Byronic was closer I thought. “Yes, I did.”
She was quiet for a minute, thinking God knows what. I let the good liquor work on me and sat being soothed by the sound of the waves on the beach and the feel of the deep piled carpet under my feet. There was a hell of a lot Bryn hadn’t been able to take with him. I wondered if Susan was his heir and what she’d do with all the loot if she was. I wondered about everything except the essential point — what to do next. Susan broke up the reverie by asking me exactly that. I had a few smaller questions of my own, like was Bryn telling the truth when he denied all knowledge of the bombing of Ailsa’s car, and did Susan really know nothing about the files? But I was too tired to pursue them or to come up with any plans for interstate flights, midnight meetings on lonely airstrips or hard drinking, incognito, in low-life taverns.

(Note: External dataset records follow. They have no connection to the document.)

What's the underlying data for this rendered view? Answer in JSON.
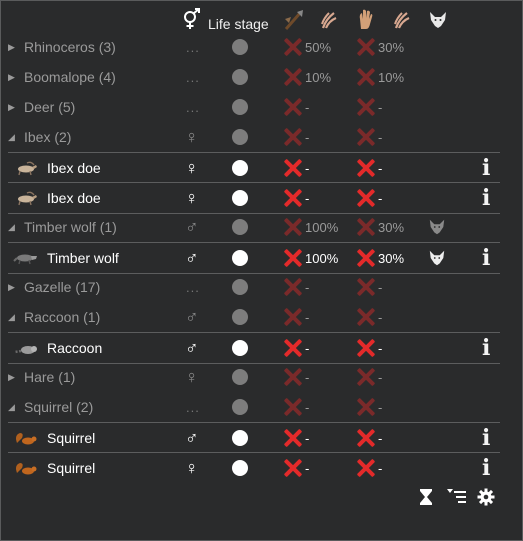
{
  "header": {
    "life_stage": "Life stage",
    "gender_icon": "gender-symbol-icon",
    "col_icons": [
      "hunting-weapon-icon",
      "claw-attack-icon",
      "hand-tame-icon",
      "claw-manhunter-icon",
      "wolf-predator-icon"
    ]
  },
  "rows": [
    {
      "type": "group",
      "expanded": false,
      "name": "Rhinoceros (3)",
      "gender": "...",
      "pct1": "50%",
      "pct2": "30%",
      "predator": false
    },
    {
      "type": "group",
      "expanded": false,
      "name": "Boomalope (4)",
      "gender": "...",
      "pct1": "10%",
      "pct2": "10%",
      "predator": false
    },
    {
      "type": "group",
      "expanded": false,
      "name": "Deer (5)",
      "gender": "...",
      "pct1": "-",
      "pct2": "-",
      "predator": false
    },
    {
      "type": "group",
      "expanded": true,
      "name": "Ibex (2)",
      "gender": "♀",
      "pct1": "-",
      "pct2": "-",
      "predator": false
    },
    {
      "type": "animal",
      "thumb": "ibex-icon",
      "name": "Ibex doe",
      "gender": "♀",
      "pct1": "-",
      "pct2": "-",
      "predator": false,
      "info": "i"
    },
    {
      "type": "animal",
      "thumb": "ibex-icon",
      "name": "Ibex doe",
      "gender": "♀",
      "pct1": "-",
      "pct2": "-",
      "predator": false,
      "info": "i",
      "last": true
    },
    {
      "type": "group",
      "expanded": true,
      "name": "Timber wolf (1)",
      "gender": "♂",
      "pct1": "100%",
      "pct2": "30%",
      "predator": true
    },
    {
      "type": "animal",
      "thumb": "wolf-icon",
      "name": "Timber wolf",
      "gender": "♂",
      "pct1": "100%",
      "pct2": "30%",
      "predator": true,
      "info": "i",
      "last": true
    },
    {
      "type": "group",
      "expanded": false,
      "name": "Gazelle (17)",
      "gender": "...",
      "pct1": "-",
      "pct2": "-",
      "predator": false
    },
    {
      "type": "group",
      "expanded": true,
      "name": "Raccoon (1)",
      "gender": "♂",
      "pct1": "-",
      "pct2": "-",
      "predator": false
    },
    {
      "type": "animal",
      "thumb": "raccoon-icon",
      "name": "Raccoon",
      "gender": "♂",
      "pct1": "-",
      "pct2": "-",
      "predator": false,
      "info": "i",
      "last": true
    },
    {
      "type": "group",
      "expanded": false,
      "name": "Hare (1)",
      "gender": "♀",
      "pct1": "-",
      "pct2": "-",
      "predator": false
    },
    {
      "type": "group",
      "expanded": true,
      "name": "Squirrel (2)",
      "gender": "...",
      "pct1": "-",
      "pct2": "-",
      "predator": false
    },
    {
      "type": "animal",
      "thumb": "squirrel-icon",
      "name": "Squirrel",
      "gender": "♂",
      "pct1": "-",
      "pct2": "-",
      "predator": false,
      "info": "i"
    },
    {
      "type": "animal",
      "thumb": "squirrel-icon",
      "name": "Squirrel",
      "gender": "♀",
      "pct1": "-",
      "pct2": "-",
      "predator": false,
      "info": "i"
    }
  ],
  "footer": {
    "icons": [
      "hourglass-icon",
      "sort-list-icon",
      "gear-icon"
    ]
  }
}
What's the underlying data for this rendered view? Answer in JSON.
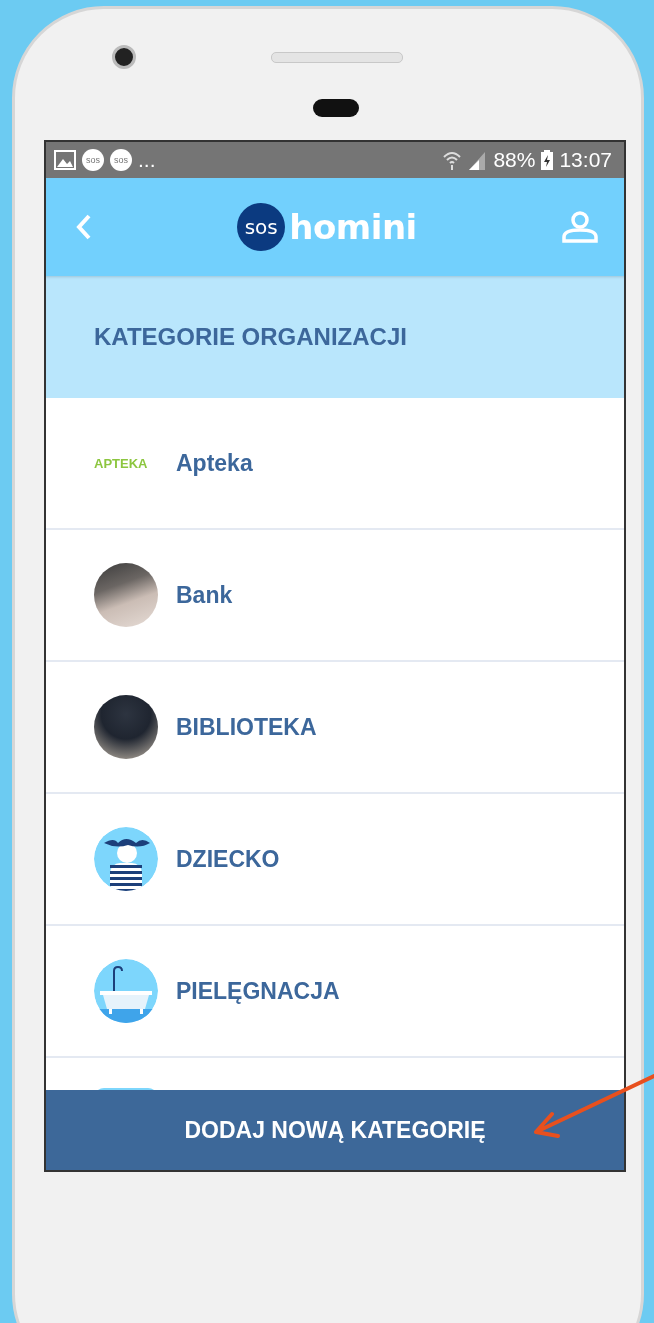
{
  "status_bar": {
    "notification_icons": [
      "sos",
      "sos"
    ],
    "more": "...",
    "battery_percent": "88%",
    "time": "13:07"
  },
  "header": {
    "logo_badge": "sos",
    "logo_text": "homini"
  },
  "section_title": "KATEGORIE ORGANIZACJI",
  "categories": [
    {
      "kind": "text-logo",
      "logo_text": "APTEKA",
      "label": "Apteka"
    },
    {
      "kind": "laptop-photo",
      "label": "Bank"
    },
    {
      "kind": "book-photo",
      "label": "BIBLIOTEKA"
    },
    {
      "kind": "child",
      "label": "DZIECKO"
    },
    {
      "kind": "bathtub",
      "label": "PIELĘGNACJA"
    }
  ],
  "add_button": "DODAJ NOWĄ KATEGORIĘ"
}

“Let’s get back to town,” I said, “we can talk a bit on the way.”
It was a mundane suggestion, but she sloshed down her drink and took a quick look around the place. A trifle proprietorial and precious, but who could blame her? I’d have been making an inventory and marking the levels in the bottles. We turned out the lights as we went through the house and I pulled the back door locked. I gave it a test tug but Susan waved me on.
“Don’t worry about the house, or the car. Someone from the town comes up to look after it.”
I hadn’t liked her when she had no personality at all and I wasn’t too keen on this one emerging. I snapped my fingers.
“Of course, silly of me,” I said.
Her head jerked sharply round to look at me. She grinned, then tossed her head back and laughed. “Fair enough Hardy,” she said when she finished laughing. “Don’t like rich bitches, eh?”
We were tramping down the drive now and it didn’t seem to occur to her to ask why. Maybe she trusted me, in any case her stocks with me were climbing a bit.